My outward-bound footsteps were obliterated by the blizzard. I saw no one until I came to the Race Course where I met Roger who told me tales of his days with the Mountain Rescue in the 1960s as we headed home.
It felt venturesome out there today, and fun. For some, not for the emergency services who were at full stretch. Wednesday 28 February was a blast.
Thursday 1 March, St David's Day. If there are daffodils they're hidden under a blanket of snow. The wind is even stronger, the wind-chill effect commensurate. The coldest March day ever recorded in the UK. The front yard has been swept more effectively by eddies and gusts of wind than any hereabouts. Pavements are wind-scoured, down to ice. And treacherous. The road has attracted a boy racer on something like a quad bike. The sun does not appear until lunch time.
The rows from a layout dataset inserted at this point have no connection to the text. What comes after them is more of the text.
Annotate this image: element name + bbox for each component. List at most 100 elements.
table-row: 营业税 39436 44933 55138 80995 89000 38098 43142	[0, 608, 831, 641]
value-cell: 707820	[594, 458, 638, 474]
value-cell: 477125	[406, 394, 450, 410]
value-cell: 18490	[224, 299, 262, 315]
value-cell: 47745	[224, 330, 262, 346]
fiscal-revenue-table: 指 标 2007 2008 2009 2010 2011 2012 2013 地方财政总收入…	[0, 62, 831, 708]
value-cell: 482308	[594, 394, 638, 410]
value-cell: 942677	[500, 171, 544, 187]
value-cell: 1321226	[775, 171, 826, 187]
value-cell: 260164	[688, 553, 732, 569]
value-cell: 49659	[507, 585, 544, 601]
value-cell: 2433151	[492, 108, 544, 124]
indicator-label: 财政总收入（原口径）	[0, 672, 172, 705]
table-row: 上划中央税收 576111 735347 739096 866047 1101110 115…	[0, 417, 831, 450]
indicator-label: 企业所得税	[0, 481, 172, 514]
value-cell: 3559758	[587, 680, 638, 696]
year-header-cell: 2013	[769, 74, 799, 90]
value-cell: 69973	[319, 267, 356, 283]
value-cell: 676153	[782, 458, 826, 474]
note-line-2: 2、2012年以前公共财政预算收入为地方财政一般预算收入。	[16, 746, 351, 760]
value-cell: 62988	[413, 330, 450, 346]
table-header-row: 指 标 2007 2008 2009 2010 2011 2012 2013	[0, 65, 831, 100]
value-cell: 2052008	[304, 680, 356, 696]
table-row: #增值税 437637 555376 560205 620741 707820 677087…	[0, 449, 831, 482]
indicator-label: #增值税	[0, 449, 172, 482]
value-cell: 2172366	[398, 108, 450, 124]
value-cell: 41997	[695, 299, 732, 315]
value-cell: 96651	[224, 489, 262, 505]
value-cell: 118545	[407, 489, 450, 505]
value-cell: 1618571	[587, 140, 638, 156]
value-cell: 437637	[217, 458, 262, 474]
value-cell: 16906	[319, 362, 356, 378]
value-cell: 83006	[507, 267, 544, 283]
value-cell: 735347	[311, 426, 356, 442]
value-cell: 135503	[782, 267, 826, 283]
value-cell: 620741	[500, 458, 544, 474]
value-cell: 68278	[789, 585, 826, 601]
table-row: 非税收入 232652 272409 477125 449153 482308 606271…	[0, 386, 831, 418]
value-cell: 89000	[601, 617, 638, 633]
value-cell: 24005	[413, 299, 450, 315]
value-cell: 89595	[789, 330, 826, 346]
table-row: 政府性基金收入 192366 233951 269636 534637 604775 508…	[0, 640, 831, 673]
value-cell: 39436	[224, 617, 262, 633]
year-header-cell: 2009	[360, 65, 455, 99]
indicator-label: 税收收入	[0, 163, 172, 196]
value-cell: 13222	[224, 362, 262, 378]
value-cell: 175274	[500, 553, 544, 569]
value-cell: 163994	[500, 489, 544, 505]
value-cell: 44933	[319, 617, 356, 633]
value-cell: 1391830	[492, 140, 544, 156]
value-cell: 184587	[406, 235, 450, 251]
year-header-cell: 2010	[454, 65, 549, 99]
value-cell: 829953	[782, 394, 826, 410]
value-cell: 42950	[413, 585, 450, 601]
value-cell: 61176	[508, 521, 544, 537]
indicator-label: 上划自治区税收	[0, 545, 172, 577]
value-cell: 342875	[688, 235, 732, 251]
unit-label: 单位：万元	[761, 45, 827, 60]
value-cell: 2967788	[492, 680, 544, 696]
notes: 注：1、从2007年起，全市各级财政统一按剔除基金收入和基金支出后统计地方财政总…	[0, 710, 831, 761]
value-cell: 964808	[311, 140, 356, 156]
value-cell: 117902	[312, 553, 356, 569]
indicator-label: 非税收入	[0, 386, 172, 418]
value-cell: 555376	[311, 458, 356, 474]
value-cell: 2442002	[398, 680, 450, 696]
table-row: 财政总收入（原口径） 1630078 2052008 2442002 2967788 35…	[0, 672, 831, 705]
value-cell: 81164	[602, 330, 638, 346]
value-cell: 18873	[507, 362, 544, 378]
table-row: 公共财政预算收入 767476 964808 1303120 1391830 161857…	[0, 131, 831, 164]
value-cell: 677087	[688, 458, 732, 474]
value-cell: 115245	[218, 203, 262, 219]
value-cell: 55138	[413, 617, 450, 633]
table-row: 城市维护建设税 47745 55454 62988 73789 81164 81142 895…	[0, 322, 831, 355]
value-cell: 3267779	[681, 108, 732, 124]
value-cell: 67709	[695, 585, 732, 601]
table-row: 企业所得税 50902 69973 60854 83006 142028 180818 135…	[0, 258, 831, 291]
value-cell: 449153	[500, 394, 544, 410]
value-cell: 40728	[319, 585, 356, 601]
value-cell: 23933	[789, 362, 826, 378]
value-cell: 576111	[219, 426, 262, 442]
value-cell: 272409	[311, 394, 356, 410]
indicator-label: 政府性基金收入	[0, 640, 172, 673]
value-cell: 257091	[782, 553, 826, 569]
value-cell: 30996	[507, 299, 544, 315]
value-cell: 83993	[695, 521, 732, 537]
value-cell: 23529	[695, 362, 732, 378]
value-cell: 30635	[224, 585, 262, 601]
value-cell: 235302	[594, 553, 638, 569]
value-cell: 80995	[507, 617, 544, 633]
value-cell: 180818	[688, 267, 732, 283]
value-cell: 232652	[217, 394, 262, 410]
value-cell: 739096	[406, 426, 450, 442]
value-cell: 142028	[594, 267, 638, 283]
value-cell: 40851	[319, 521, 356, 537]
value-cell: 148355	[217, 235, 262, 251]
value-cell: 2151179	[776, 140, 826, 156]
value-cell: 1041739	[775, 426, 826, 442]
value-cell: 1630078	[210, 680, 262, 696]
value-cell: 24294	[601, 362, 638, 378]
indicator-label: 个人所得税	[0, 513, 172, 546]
The east wind wrecks my best efforts with a bird feeder, setting it swinging so violently that it spills seed over the yard and is soon empty. Two male blackbirds fight for territorial rights and see off smaller birds that flit through shrubs but the wind is too rough for them to land on a feeder. How will wildlife fare in all this? Including the fox whose secret visits to the garden are revealed by the snow. And where are the bull finch who used to visit? The siskin, green finch, coal tits and long-tails, where are they?